Tingyis Eltern wohnen in einem neuen, zwanzigstöckigen Hochhaus, haben sich aber vorsichtshalber eine Wohnung in der dritten Etage genommen. Die uniformierten Pförtner lassen ihn ohne weiteres passieren, die Gittertür aus Stahl ist nur angelehnt und die eigentliche Wohnungstür steht sperrangelweit offen, als Robert zu Hause ankommt. Er tritt leise ein, und als er Tingyis Mutter sieht, die gerade die Fliesen kehrt, sagt er »Ni hao«, wie er es gestern gelernt hat. Sie lächelt ihn an und meint auf Chinesisch: »Du siehst ein bisschen verschwitzt aus.«

Robert lächelt zurück, macht einen vorsichtigen Bogen um seine Gastgeberin und verschwindet eilig im Bad. Bald hört man die Dusche rauschen. Kurz darauf schleppt sich Tingyi ins Wohnzimmer und kratzt sich die verwuschelten Haare. Ihr Gesicht ist rund und erinnert fast an ein Kind. Ihre Augen sind vom Schlaf noch so schmal wie Kürbiskerne, und ihr Blümchenpyjama sitzt schief. Es sieht aus, als möchte sie am liebsten gleich wieder ins Bett kriechen. »Wo kommt denn diese laute Musik her?«, jammert sie. »Selbst ein Gehörloser fällt bei diesem Krach ja aus dem Bett. Und dann auch noch Carmen, My Bonnie Is Over The Ocean und Hänschen klein.«

»Nun ja, der Kindergarten will eben auch sein internationales Niveau zeigen«, lächelt die Mutter. »Wir sind auf der Höhe der Zeit. Die Vorschulkinder lernen jetzt Englisch.« Li Hong ist eine ehemalige Lehrerin. Ihre Haut ist vom Alter schon dunkel und hat ein paar Fältchen, aber wenn sie die Tochter sieht, scheint sie von innen zu leuchten wie eine Kerze. »Hör einfach weg. In einer Stunde ist es vorbei.« Sie führt die Tochter in die Küche und zeigt ihr, was sie fürs Frühstück gekauft hat. Ob es das Richtige ist, will sie wissen.

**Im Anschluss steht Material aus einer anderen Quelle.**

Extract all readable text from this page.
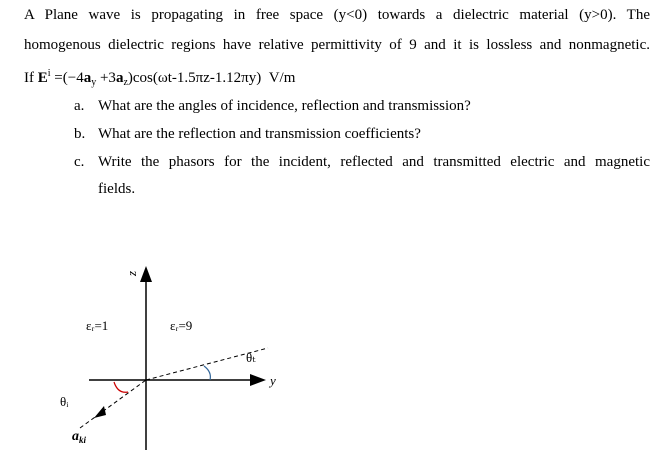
A Plane wave is propagating in free space (y<0) towards a dielectric material (y>0). The
homogenous dielectric regions have relative permittivity of 9 and it is lossless and nonmagnetic.
If $E^i =(-4a_y +3a_z)\cos(\omega t-1.5\pi z-1.12\pi y)$ V/m
a. What are the angles of incidence, reflection and transmission?
b. What are the reflection and transmission coefficients?
c. Write the phasors for the incident, reflected and transmitted electric and magnetic
fields.
z
y
εᵣ=1	εᵣ=9
θᵢ
θₜ
$a_{ki}$
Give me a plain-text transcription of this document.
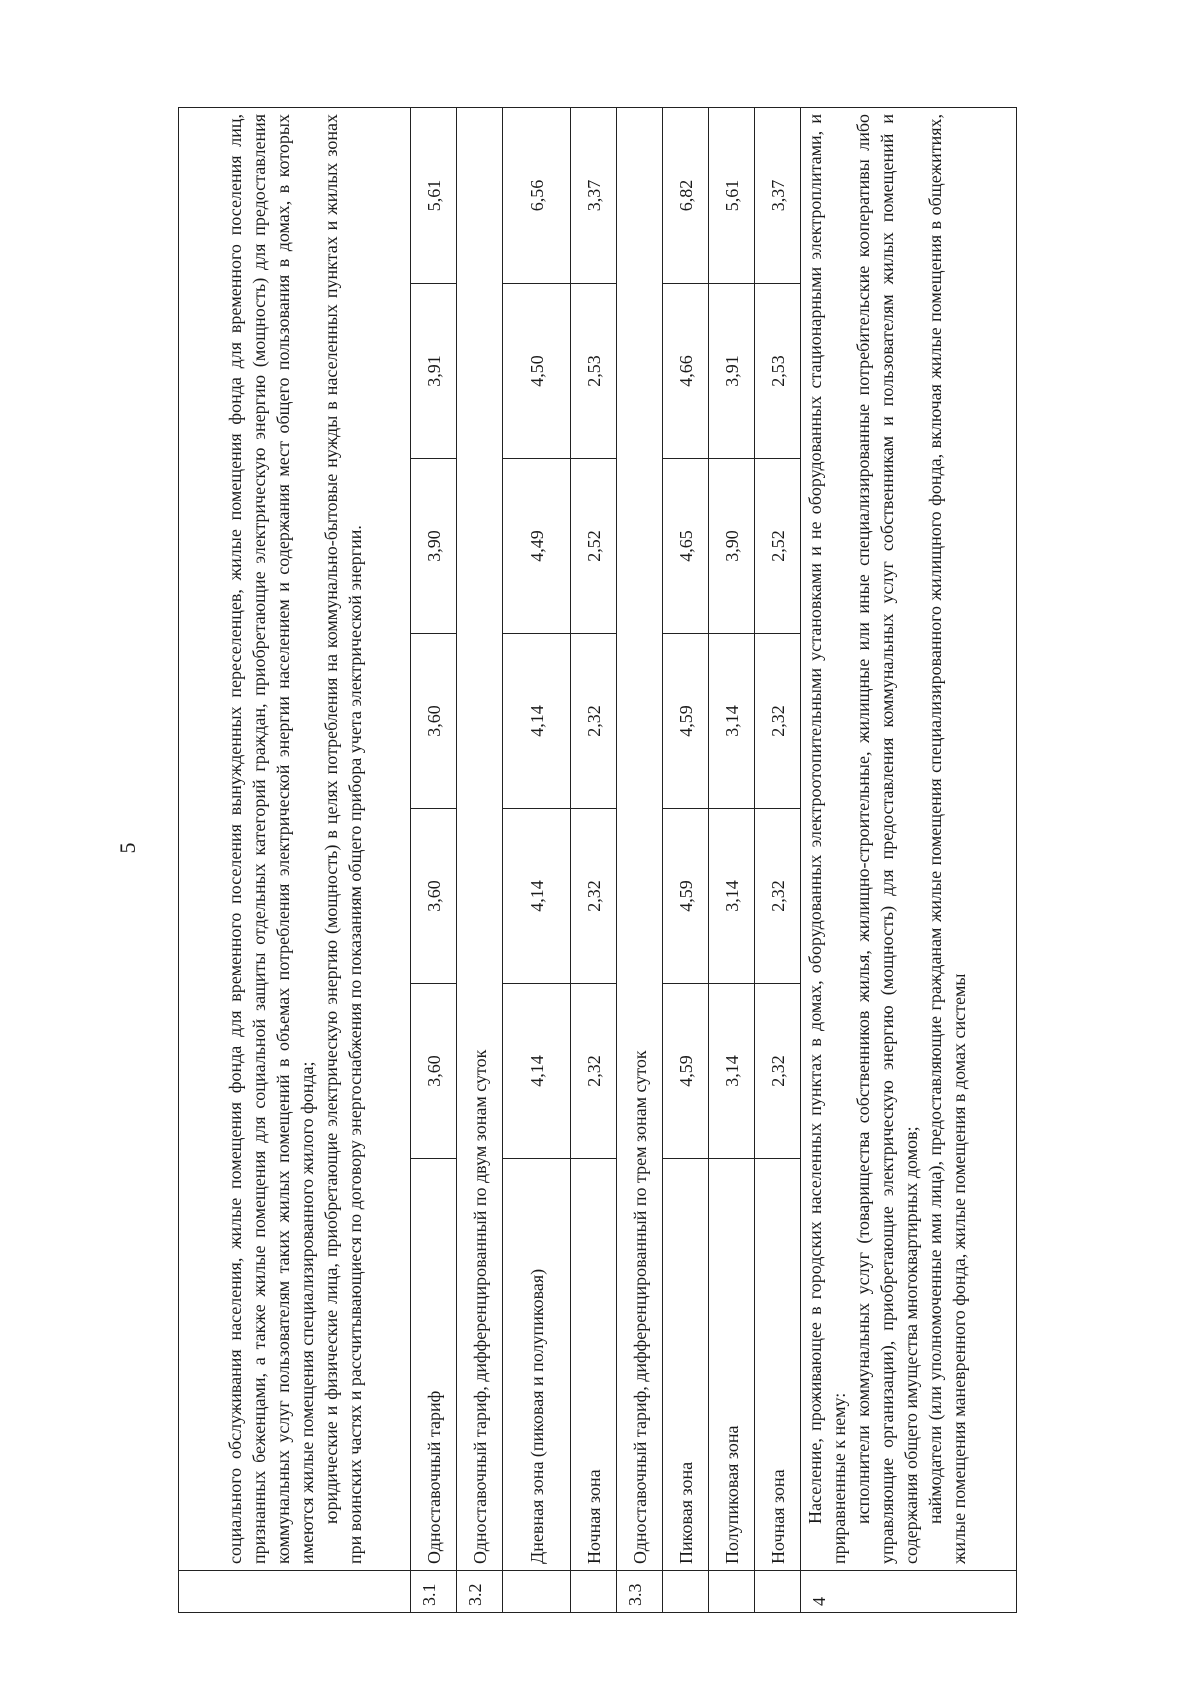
5

	социального обслуживания населения, жилые помещения фонда для временного поселения вынужденных переселенцев, жилые помещения фонда для временного поселения лиц, признанных беженцами, а также жилые помещения для социальной защиты отдельных категорий граждан, приобретающие электрическую энергию (мощность) для предоставления коммунальных услуг пользователям таких жилых помещений в объемах потребления электрической энергии населением и содержания мест общего пользования в домах, в которых имеются жилые помещения специализированного жилого фонда; юридические и физические лица, приобретающие электрическую энергию (мощность) в целях потребления на коммунально-бытовые нужды в населенных пунктах и жилых зонах при воинских частях и рассчитывающиеся по договору энергоснабжения по показаниям общего прибора учета электрической энергии.						

3.1	Одноставочный тариф	3,60	3,60	3,60	3,90	3,91	5,61
3.2	Одноставочный тариф, дифференцированный по двум зонам суток						
	Дневная зона (пиковая и полупиковая)	4,14	4,14	4,14	4,49	4,50	6,56
	Ночная зона	2,32	2,32	2,32	2,52	2,53	3,37
3.3	Одноставочный тариф, дифференцированный по трем зонам суток						
	Пиковая зона	4,59	4,59	4,59	4,65	4,66	6,82
	Полупиковая зона	3,14	3,14	3,14	3,90	3,91	5,61
	Ночная зона	2,32	2,32	2,32	2,52	2,53	3,37
4	Население, проживающее в городских населенных пунктах в домах, оборудованных электроотопительными установками и не оборудованных стационарными электроплитами, и приравненные к нему: исполнители коммунальных услуг (товарищества собственников жилья, жилищно-строительные, жилищные или иные специализированные потребительские кооперативы либо управляющие организации), приобретающие электрическую энергию (мощность) для предоставления коммунальных услуг собственникам и пользователям жилых помещений и содержания общего имущества многоквартирных домов; наймодатели (или уполномоченные ими лица), предоставляющие гражданам жилые помещения специализированного жилищного фонда, включая жилые помещения в общежитиях, жилые помещения маневренного фонда, жилые помещения в домах системы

»Wir werden gleich sehen, was Robert schmeckt«, meint die Tochter und steckt sich einen Baozi in den Mund. »Mmmh, die esse ich immer gern.«

Vater Sui Kang ist schon lange auf. Er macht seine Morgengymnastik auf dem Balkon und lässt sich von den Geräuschen hinter seinem Rücken nicht ablenken. Der dünne Mann mit der runden Brille sieht nicht nur so aus, sondern ist auch wirklich ein Buchhalter. Seit er in Rente ist, macht er die Steuererklärung für kleine private Betriebe. Jedes Jahr hat er mehr Kunden. Als ihn die Tochter begrüßt, brummt er freundlich und macht weiter seine Dehnübungen. Neben ihm schlägt eine Henne, deren Fuß mit einer Leine ans Geländer gebunden ist, aufgeregt mit den Flügeln, als müsse sie dringend wegfliegen. Tingyi räkelt sich auf der Bank, die unter der großen Tafel mit den Familienfotos im Wohnzimmer steht, und blättert in der Zeitung, die neben ihr liegt. Aber ihre Mutter hat etwas anderes für sie zu tun. »Schau lieber mal nach dem Rettichkopf«, sagt sie. »Er kam vorhin rein, als hätte er Feuer unter den Füßen. Jetzt ist er schon ewig im Bad.«

Gestern beim Abendessen wollte Tingyi ihren Verwandten den Namen »Robert« beibringen. Die Eltern gaben sich auch alle Mühe, aber was die Mutter am Ende sagte, war Luo-bo-tou, und das heißt nun mal »Rettichkopf«. Das gefiel allen, auch wenn Robert mit seinen fünfunddreißig Jahren kein kleiner Junge mehr ist.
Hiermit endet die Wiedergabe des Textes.